In response to a question about quality control of psychological assessments, the Chief Adjudicator explained that adjudicators complete a form after every expert assessment, which identifies any problems of quality, timeliness, or responsiveness. As well, a half-day training session was recently held in Montreal for three newly-appointed Francophone adjudicators. The Secretariat is looking to expand the training material for that session to be used for other newly appointed experts.
8. Research report for the Truth and Reconciliation Commission
Dan Shapiro provided the Oversight Committee with a copy of a research report prepared by the Secretariat to assist the Truth and Reconciliation Commission in understanding abuse that took place in the residential schools. This was part of a commitment from the Oversight Committee to assist the Truth and Reconciliation Commission (TRC) in its mandate, without breaching the IAP’s commitment to confidentiality.
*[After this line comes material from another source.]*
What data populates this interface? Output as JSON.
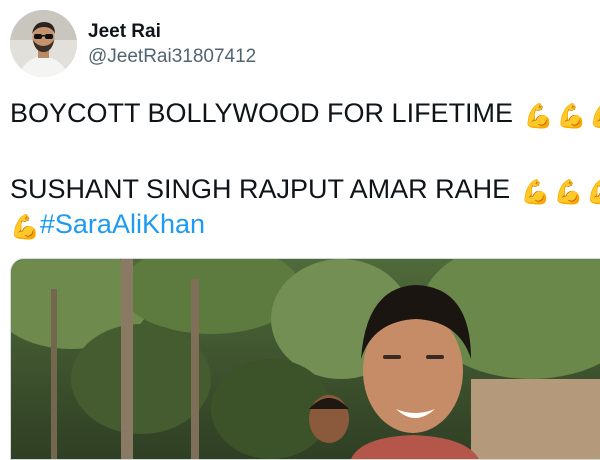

Dan Shapiro also said that the Secretariat has finalized a protocol with the TRC’s researcher for access to the decision database, which was approved by the Oversight Committee in April 2012. Decisions in the database are fully redacted and do not identify claimants or alleged perpetrators. In response to a question, he agreed to provide a copy of the protocol to the Oversight Committee.
9. Proposed Oversight Committee meeting dates
Mayo Moran referred to a list of proposed meeting dates for July 2014 through March 2015 that was circulated before the meeting. She asked members to check their calendars and be prepared to finalize dates at the next meeting.
10. Next Meeting
The next Oversight Committee meeting is scheduled for Tuesday, December 10, 2013, in Toronto.
Members agreed to invite Akivah Starkman, former Executive Director, to attend the meeting and discuss his paper titled “IAP [Reflections].”